Apple Bank for Savings remained one of the strongest depository institutions in the nation during 2009, a year marked by financial crisis for the country.  Apple Bank's balance sheet is comprised primarily of high-quality liquid securities and mortgage loans, and its capital ratios are among the strongest in the industry.  It has avoided investing in sub-prime and Alt-A mortgage products that have adversely affected many other institutions.  The Bank funds its assets with core customer deposits and capital rather than relying on borrowing in volatile capital markets.  97% of Apple Bank's loan portfolio is comprised of well-secured mortgage loans on residential, multi-family, and commercial properties in New York City and its suburbs and government-guaranteed commercial loans.  Like many other community banks, Apple's earnings were adversely affected by a very large increase in the cost it must pay for FDIC insurance, as well as by the effects of the Federal Reserve's low interest rate policy.  The Bank's careful attention to credit quality has allowed it to remain profitable throughout the present crisis.

Apple Bank has not sought or received any taxpayer funds in connection with government programs designed to support the banking system.

Highlights of 2009 include:

  • Net income of $20.5 million
  • Deposits of $5.9 billion
  • Non-performing loans of only $3.0 million in a loan portfolio of $2.4 billion
  • Total capital and reserves of $639 million
  • Capital ratios that are substantially in excess of regulatory requirements.
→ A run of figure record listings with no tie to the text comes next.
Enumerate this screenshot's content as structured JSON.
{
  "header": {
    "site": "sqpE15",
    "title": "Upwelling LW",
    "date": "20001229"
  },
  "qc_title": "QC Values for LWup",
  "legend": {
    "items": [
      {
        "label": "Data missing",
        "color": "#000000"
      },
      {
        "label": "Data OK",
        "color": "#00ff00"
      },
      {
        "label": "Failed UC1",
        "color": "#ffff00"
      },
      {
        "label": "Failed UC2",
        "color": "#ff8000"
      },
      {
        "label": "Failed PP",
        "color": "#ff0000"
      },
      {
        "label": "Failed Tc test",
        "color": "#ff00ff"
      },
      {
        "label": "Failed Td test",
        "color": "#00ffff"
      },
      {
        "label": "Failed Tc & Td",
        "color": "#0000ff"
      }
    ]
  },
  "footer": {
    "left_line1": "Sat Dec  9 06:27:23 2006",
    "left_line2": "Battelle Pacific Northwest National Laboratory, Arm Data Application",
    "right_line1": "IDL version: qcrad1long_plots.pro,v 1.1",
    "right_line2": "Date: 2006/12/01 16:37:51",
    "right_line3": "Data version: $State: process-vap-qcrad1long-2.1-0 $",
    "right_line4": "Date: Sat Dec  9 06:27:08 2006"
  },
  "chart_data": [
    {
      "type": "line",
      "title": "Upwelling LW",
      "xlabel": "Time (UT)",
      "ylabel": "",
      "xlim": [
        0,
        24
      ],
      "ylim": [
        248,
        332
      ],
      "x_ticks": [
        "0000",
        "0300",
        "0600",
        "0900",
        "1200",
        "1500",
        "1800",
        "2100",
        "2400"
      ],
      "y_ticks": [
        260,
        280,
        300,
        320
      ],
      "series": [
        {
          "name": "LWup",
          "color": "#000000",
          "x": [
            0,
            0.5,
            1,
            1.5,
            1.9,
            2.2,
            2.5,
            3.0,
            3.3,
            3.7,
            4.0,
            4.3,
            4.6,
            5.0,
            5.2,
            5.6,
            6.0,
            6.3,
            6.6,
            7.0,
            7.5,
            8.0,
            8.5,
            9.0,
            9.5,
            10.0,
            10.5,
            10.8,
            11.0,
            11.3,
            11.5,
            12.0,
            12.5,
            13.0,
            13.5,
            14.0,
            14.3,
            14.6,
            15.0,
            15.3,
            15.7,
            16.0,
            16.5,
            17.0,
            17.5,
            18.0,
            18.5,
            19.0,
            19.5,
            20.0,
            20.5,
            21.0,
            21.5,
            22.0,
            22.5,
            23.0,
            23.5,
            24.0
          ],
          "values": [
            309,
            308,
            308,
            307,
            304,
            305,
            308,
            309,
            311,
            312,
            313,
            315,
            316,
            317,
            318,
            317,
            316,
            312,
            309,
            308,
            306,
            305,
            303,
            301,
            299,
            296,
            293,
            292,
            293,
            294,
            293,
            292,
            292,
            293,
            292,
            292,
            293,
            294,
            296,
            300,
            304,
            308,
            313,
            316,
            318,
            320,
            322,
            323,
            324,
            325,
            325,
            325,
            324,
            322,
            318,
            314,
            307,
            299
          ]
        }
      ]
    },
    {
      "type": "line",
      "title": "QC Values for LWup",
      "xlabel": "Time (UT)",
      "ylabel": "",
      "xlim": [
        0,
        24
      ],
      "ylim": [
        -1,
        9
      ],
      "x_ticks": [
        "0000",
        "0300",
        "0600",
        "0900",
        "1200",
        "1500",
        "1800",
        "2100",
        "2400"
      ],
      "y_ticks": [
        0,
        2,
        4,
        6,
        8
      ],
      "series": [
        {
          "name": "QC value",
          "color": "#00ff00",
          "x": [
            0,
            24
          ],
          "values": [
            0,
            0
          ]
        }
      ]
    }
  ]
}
Apple Bank is a state-chartered savings bank that traces its New York origins back to 1863.  It operates from 50 full-service branch locations in the metro New York area and is the third largest savings bank in New York State.

Financial Data as of December 31, 2009

Capital Ratios
  Apple Bank
12/31/09
Regulatory Minimum
for "Well Capitalized"
Designation
            
Apple Financial Holdings*
12/31/09
Tier 1 leverage ratio   9.58%   5.00% 10.64%
Tier 1 risk based ratio 28.52%   6.00% 30.96%
Total risk based ratio 28.90% 10.00% 31.34%
Consolidated Statement of Condition (Amounts in Thousands)
Assets
Cash on hand & due from banks $1,997,510
Investment Securities    2,714,574
Loans (net of reserves)    2,438,925
Other assets       140,260
Total Assets $7,291,269
 
Liabilities and Equity
Deposits $5,918,766
Other Liabilities       740,381
Stockholders' Equity       632,122
Total Liabilities and Equity $7,291,269
Consolidated Statement of Operations (Amounts in Thousands)
Revenues $123,368
Expenses    (89,349)
Net Income Before Taxes $   34,019
Net Income $   20,537
Changes in Equity Capital in 2009
Beginning Stockholders' Equity $ 602,705
2009 Net Income      20,537
Cash Dividends Paid               0
Changes in Other Comprehensive Income        8,880
Ending Stockholders' Equity $ 632,122
Changes in Loan Loss Reserves in 2009
Beginning Loan Loss Reserves

$5,000

Provision for Loan Loss   1,783
Recoveries        44
Charge-offs     (242)
Ending Loan Loss Reserves  $6,585

*Apple Financial Holdings is the holding company that owns 100% of Apple Bank.

Disclaimer required by Part 350.4 (d) of the FDIC Rules and Regulations: This statement has not been reviewed, or confirmed for accuracy or relevance, by the Federal Deposit Insurance Corporation.